Pueden pensar que a veces luchar por lo correcto es solitario, que hay muchas personas alrededor que no se preocupan por la justicia. Pero quiero que sepan que cada vez que luchan por lo que es justo, están contribuyendo a un cambio positivo. Cuando defiende a alguien que está siendo tratado de manera injusta, cuando hablan por lo que es verdadero, o cuando eligen lo correcto frente a la tentación de lo fácil, están haciendo una diferencia. Cada pequeña acción de justicia suma. Así que, aunque a veces parezca que sus esfuerzos no tienen un gran impacto, sepan que están marcando la diferencia, aunque no siempre se vea de inmediato.
Es cierto que luchar por lo correcto a veces puede traer desafíos. Tal vez no siempre obtendrán el reconocimiento que merecen, o tal vez se enfrenten a críticas de aquellos que prefieren que las cosas sigan como están. Pero la justicia no busca recompensas inmediatas; su recompensa es una conciencia tranquila, un corazón orgulloso y un mundo mejor. Piensen en lo que pueden lograr si siempre se aferran a la justicia: podrán mirar atrás y sentirse orgullosos de las decisiones que tomaron, sabrán que hicieron lo correcto, no solo para ustedes, sino para todos los que los rodean.
A medida que crecen, se darán cuenta de que hay muchas formas de luchar por la justicia. A veces, lucharla significa dar voz a aquellos que no pueden hablar por sí mismos. Otras veces, puede significar ser el primero en alzar la mano cuando todos los demás guardan silencio. La lucha por la justicia también puede ser la valentía de hacer lo correcto en medio de la adversidad, o de cuestionar las normas establecidas cuando sabemos que esas normas no son justas. Siempre tengan claro que, aunque la justicia sea un camino que requiere esfuerzo y sacrificio, es un camino que vale la pena seguir.
Quiero que siempre tengan presente que la justicia comienza con ustedes.

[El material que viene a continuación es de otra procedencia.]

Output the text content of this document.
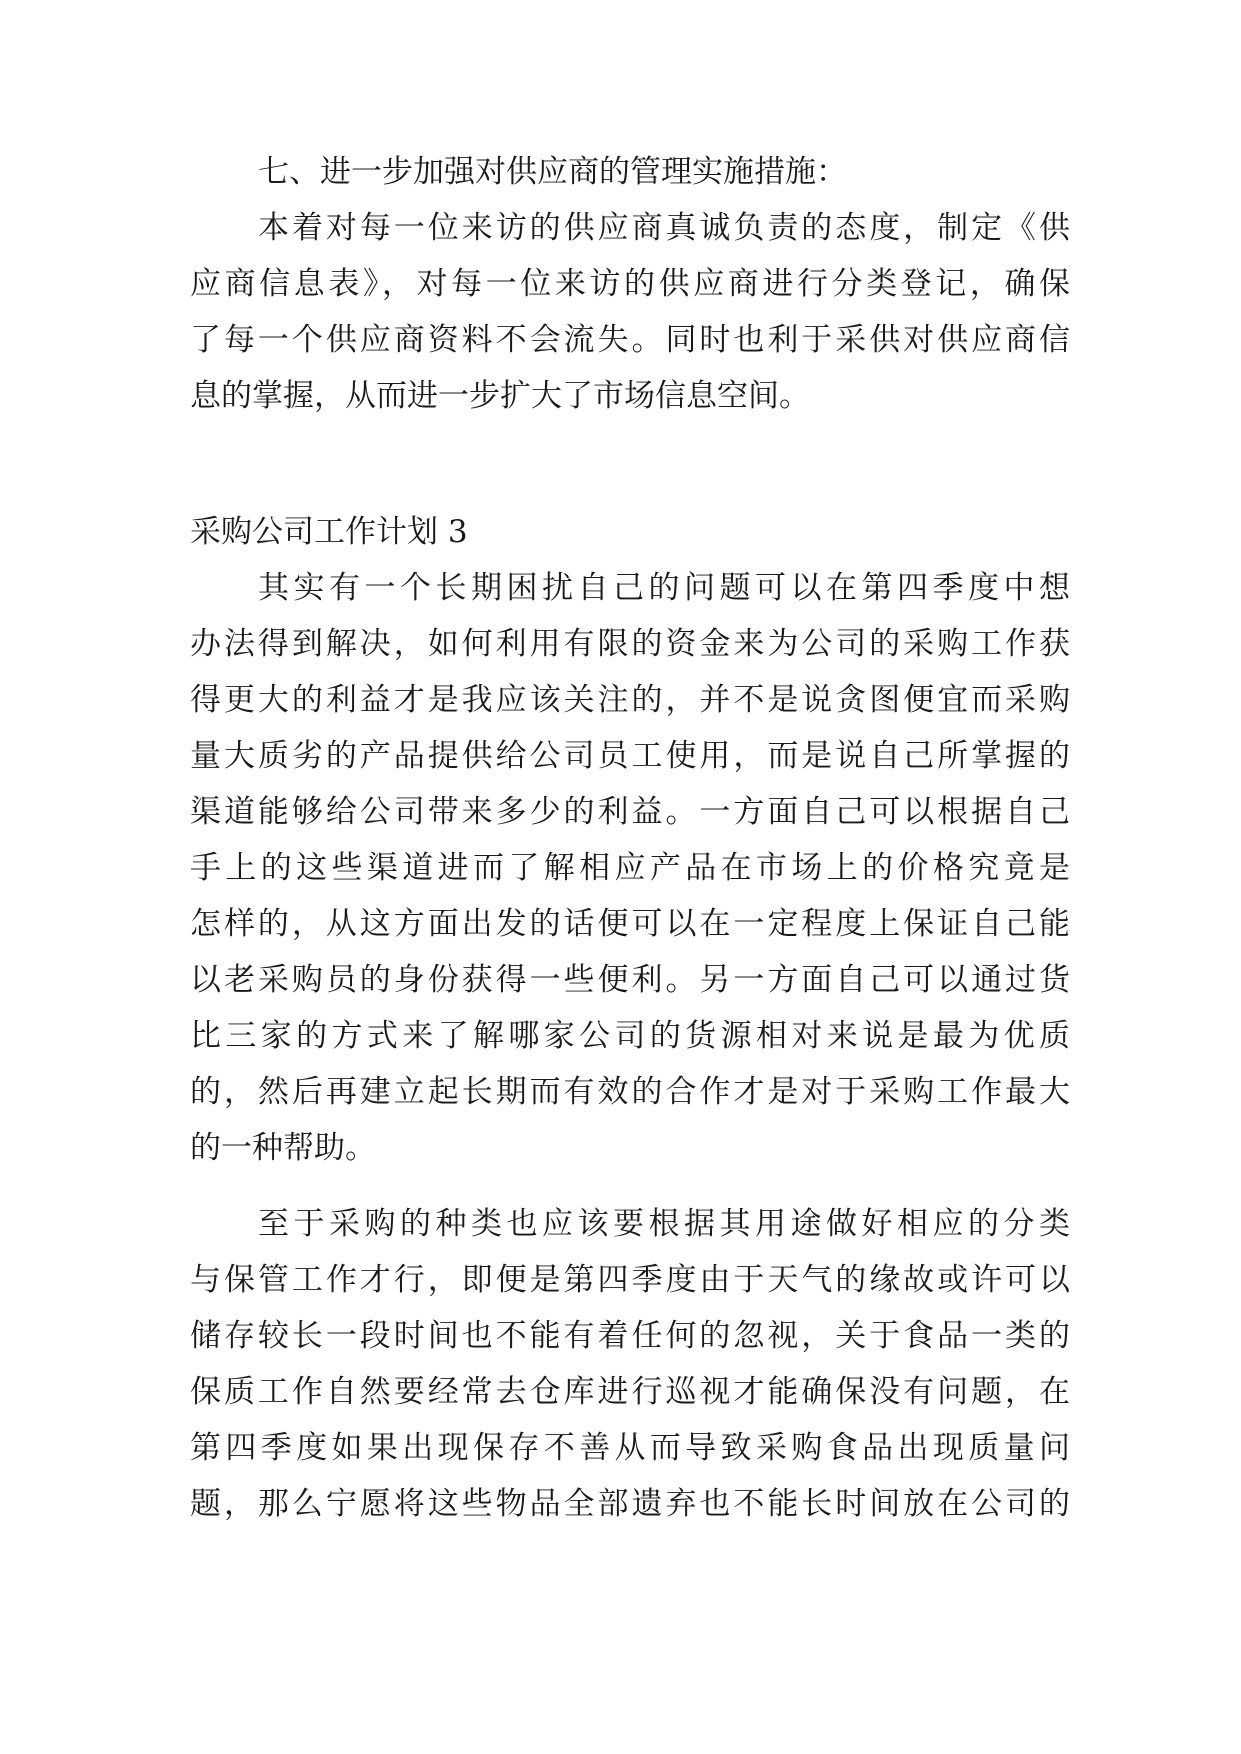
七、进一步加强对供应商的管理实施措施：
本着对每一位来访的供应商真诚负责的态度，制定《供
应商信息表》，对每一位来访的供应商进行分类登记，确保
了每一个供应商资料不会流失。同时也利于采供对供应商信
息的掌握，从而进一步扩大了市场信息空间。
采购公司工作计划 3
其实有一个长期困扰自己的问题可以在第四季度中想
办法得到解决，如何利用有限的资金来为公司的采购工作获
得更大的利益才是我应该关注的，并不是说贪图便宜而采购
量大质劣的产品提供给公司员工使用，而是说自己所掌握的
渠道能够给公司带来多少的利益。一方面自己可以根据自己
手上的这些渠道进而了解相应产品在市场上的价格究竟是
怎样的，从这方面出发的话便可以在一定程度上保证自己能
以老采购员的身份获得一些便利。另一方面自己可以通过货
比三家的方式来了解哪家公司的货源相对来说是最为优质
的，然后再建立起长期而有效的合作才是对于采购工作最大
的一种帮助。
至于采购的种类也应该要根据其用途做好相应的分类
与保管工作才行，即便是第四季度由于天气的缘故或许可以
储存较长一段时间也不能有着任何的忽视，关于食品一类的
保质工作自然要经常去仓库进行巡视才能确保没有问题，在
第四季度如果出现保存不善从而导致采购食品出现质量问
题，那么宁愿将这些物品全部遗弃也不能长时间放在公司的
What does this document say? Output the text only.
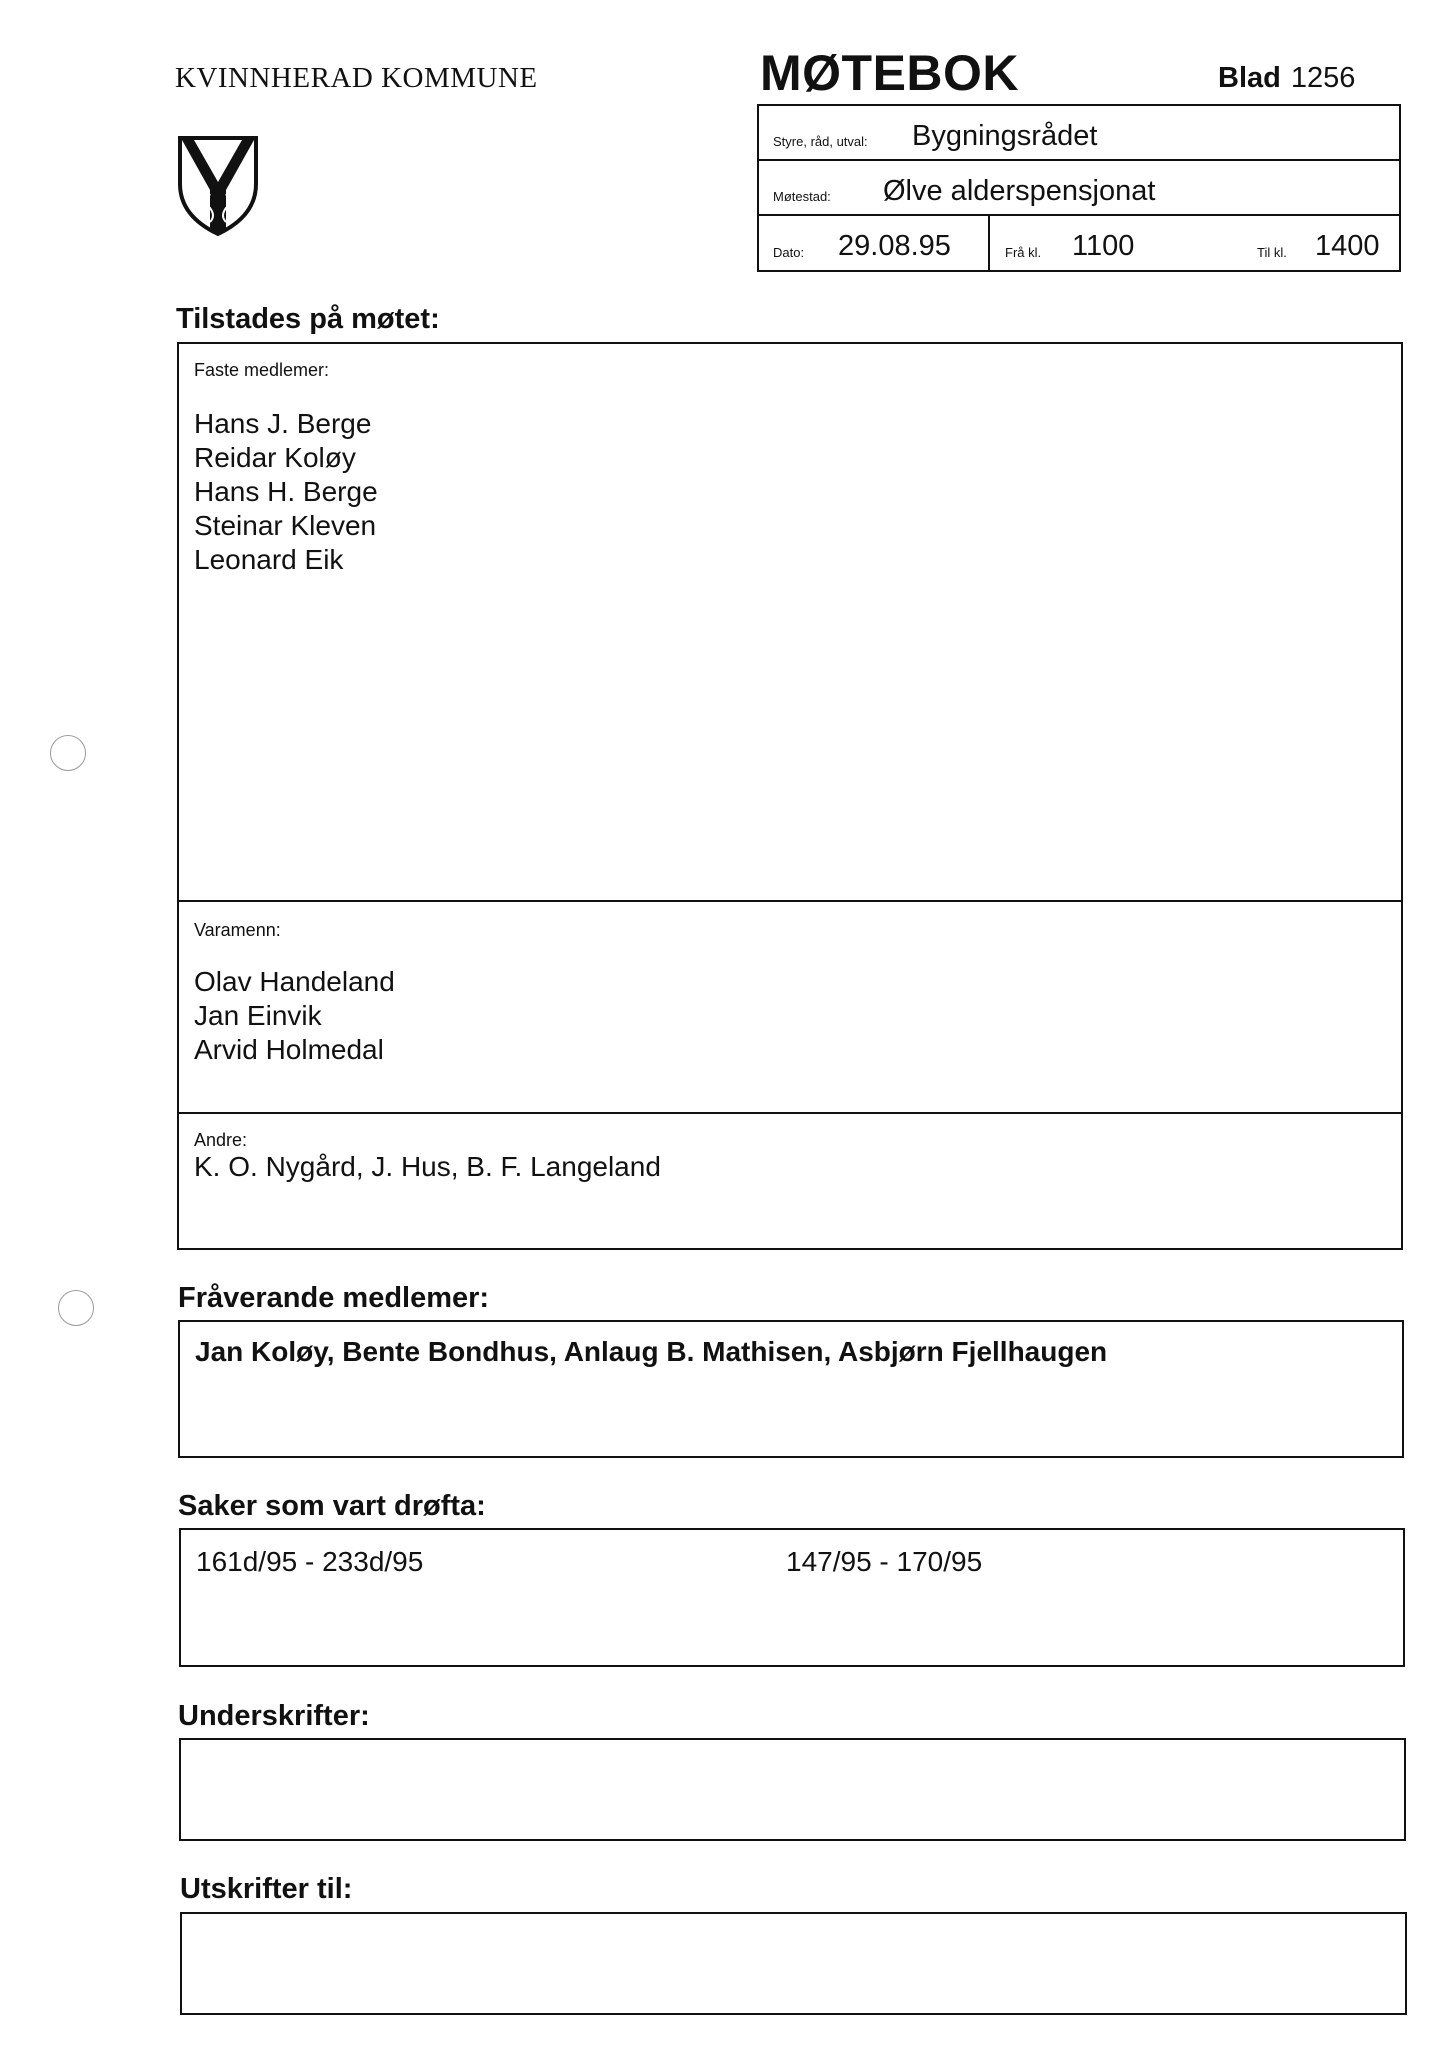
KVINNHERAD KOMMUNE	MØTEBOK	Blad 1256
Styre, råd, utval: Bygningsrådet
Møtestad: Ølve alderspensjonat
Dato: 29.08.95	Frå kl. 1100	Til kl. 1400
Tilstades på møtet:
Faste medlemer:
Hans J. Berge
Reidar Koløy
Hans H. Berge
Steinar Kleven
Leonard Eik
Varamenn:
Olav Handeland
Jan Einvik
Arvid Holmedal
Andre:
K. O. Nygård, J. Hus, B. F. Langeland
Fråverande medlemer:
Jan Koløy, Bente Bondhus, Anlaug B. Mathisen, Asbjørn Fjellhaugen
Saker som vart drøfta:
161d/95 - 233d/95	147/95 - 170/95
Underskrifter:
Utskrifter til:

Si se comprometen a ser justos en sus propias acciones, en sus palabras y en sus decisiones, estarán marcando un camino claro para los demás. Si ven que alguien está siendo tratado injustamente, no se queden callados; actúen con valentía y defiendan lo que es correcto. Si algún día, en su camino, sienten miedo o incertidumbre, recuerden que la justicia siempre los guiará, porque siempre es más fuerte que cualquier miedo o adversidad.
La lucha por lo correcto no es fácil, pero es lo que los hará crecer como personas fuertes, sabias y respetadas. Recuerden siempre que, al final, lo más importante no es si las cosas se resuelven de inmediato, sino que, al mirar atrás, puedan decir con orgullo que siempre lucharon por lo que era justo. La justicia es el camino que los llevará a ser personas dignas de admirar, y sobre todo, personas de las que pueden sentirse orgullosos.